Este ano, o mundo inteiro surpreendeu-se com a renúncia do Papa Bento XVI. Sua saída, nos moldes em que formalizada, é a primeira que atinge a Igreja Católica depois de longos 598 anos. Esclareça-se que o anterior, Papa Gregório XII, apenas renunciou em 1415 com o objetivo de acabar com a disputa entre pontífices de três sedes (Roma, Avignon e Pisa) na crise chamada “Grande Cisma do Ocidente”, que durou de 1378 a 1417. Não estou certa sobre a equivalência de dimensões entre as crises atual e do século XV, sendo maiores as dúvidas quanto à renúncia como única alternativa.
Idênticos questionamentos faço quando ouço argumentos simplistas como “O Estado é ruim de serviço; presta mal de telefonia à saúde; a solução é transferir para o mercado todas essas atividades e mais”. Sem entrar em discussões sobre a irrenunciabilidade de competências atribuídas pela Constituição ao Estado, nem esmiuçar a diferença entre delegar a mera execução e transferir a titularidade de um serviço, limito-me a identificar no discurso uma ideia central: “Se não dá conta, desista. Se é ruim de serviço, delegue.” Não se fala em tentativa real de aperfeiçoamento; não se viabiliza, com recursos suficientes, melhoria efetiva da estrutura existente; não se perseguem bons resultados com esforços significativos e progressivos antes de cogitar passar à frente uma atividade. O raciocínio é básico e linear: se é ruim de serviço, desista logo; sem qualquer esforço para melhorar, entregue de uma vez para outro assumir!
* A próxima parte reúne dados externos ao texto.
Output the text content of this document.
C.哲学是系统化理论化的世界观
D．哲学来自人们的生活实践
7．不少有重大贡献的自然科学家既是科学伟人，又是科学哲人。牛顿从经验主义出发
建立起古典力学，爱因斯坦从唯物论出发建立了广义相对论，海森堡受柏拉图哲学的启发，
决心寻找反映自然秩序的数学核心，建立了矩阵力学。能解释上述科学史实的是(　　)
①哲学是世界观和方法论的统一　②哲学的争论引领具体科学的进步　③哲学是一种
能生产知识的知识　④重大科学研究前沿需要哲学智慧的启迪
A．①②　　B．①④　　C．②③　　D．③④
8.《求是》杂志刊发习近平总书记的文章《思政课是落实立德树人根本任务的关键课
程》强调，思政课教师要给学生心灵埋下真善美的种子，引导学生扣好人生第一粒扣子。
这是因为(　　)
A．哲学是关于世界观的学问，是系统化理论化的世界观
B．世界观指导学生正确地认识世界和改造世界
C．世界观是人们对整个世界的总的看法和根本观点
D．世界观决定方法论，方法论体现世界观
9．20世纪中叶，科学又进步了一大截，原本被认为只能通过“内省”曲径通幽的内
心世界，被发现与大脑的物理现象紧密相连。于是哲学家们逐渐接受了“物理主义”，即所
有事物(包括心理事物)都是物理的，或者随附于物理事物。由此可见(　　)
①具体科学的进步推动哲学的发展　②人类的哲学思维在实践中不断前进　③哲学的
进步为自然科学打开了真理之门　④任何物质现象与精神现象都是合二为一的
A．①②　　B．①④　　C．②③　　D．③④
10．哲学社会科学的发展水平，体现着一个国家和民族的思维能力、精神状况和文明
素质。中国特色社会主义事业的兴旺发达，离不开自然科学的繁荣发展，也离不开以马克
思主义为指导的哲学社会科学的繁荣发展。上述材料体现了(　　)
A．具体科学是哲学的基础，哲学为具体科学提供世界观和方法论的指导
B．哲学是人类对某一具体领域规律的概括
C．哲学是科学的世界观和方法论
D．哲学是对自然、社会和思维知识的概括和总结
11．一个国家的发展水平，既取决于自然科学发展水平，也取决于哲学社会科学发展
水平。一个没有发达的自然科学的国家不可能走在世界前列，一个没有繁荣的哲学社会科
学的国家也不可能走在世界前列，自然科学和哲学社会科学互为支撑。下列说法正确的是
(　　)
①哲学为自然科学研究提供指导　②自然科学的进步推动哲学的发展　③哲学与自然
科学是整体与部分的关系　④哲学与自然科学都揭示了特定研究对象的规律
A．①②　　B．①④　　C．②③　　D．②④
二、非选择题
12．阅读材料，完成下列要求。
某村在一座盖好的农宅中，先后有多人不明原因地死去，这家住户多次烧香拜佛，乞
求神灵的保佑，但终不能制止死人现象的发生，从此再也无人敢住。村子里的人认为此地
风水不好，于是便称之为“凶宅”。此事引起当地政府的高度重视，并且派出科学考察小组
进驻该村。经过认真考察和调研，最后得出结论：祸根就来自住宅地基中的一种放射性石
Fico pensando, ainda, no que aconteceu nos EUA, em 2008, depois de instalada a grave crise financeira: os bancos, ruins no serviço de emprestar dinheiro a torto e a direito, com o caos já completamente instalado, foram bater na porta do Estado, clamando por dinheiro público, apoio e tudo mais. Desistiram e delegaram. Sem um mínimo de pudor ou arrependimento. Sem o esforço necessário em arcar com os resultados das próprias burradas. Com a maior “cara lambida” de quem usa  “a economia do mundo em risco” para se livrar das consequências dos seus erros. Com uma tranquilidade enorme, as instituições financeiras concluíram: Não damos conta (do caos), desistimos (de administrá-lo). Assuma você (Estado).
Acho que mães, pais, Estado, papas e empresas deveríamos encarar que há compromissos a que não podemos renunciar impetuosa ou tranquilamente. Se o seu filho é praticamente um contraventor, se a sua igreja está em crise, se a instituição financeira emprestou dinheiro a quem não devia, se os órgãos públicos que o integram são incompetentes, você merece solidariedade. Mas não confunda solidariedade com aceitar desistência precoce e fácil. Primeiro, é caso de tentar mudar. Buscar, de verdade, consertar, melhorar e administrar os problemas. Antes de simplesmente jogar a toalha, esforce-se, criatura! Se desceu para o play, brinque até o fim do jogo. Perca a partida, mas não entregue por W.O. Não se permita fraco, sem um mínimo de tentativa prévia de superar os limites.
Se não o fizer por consciência da sua responsabilidade na história, faça por inteligência. Lembre-se de que a renúncia pode trazer um problema maior do que o que você tinha antes. Ou você acha que uma sogra com poder sobre seu filho vai facilitar a educação do pequeno candidato a meliante? “Nada é tão ruim que não possa piorar” pode parecer uma advertência cruel para quem está no meio do problema. No fundo, é só um conselho amigo. E amizade é sentimento de que não se pode abrir mão. Irrenunciável, sabe como é?

* Raquel Carvalho, mineira, é advogada.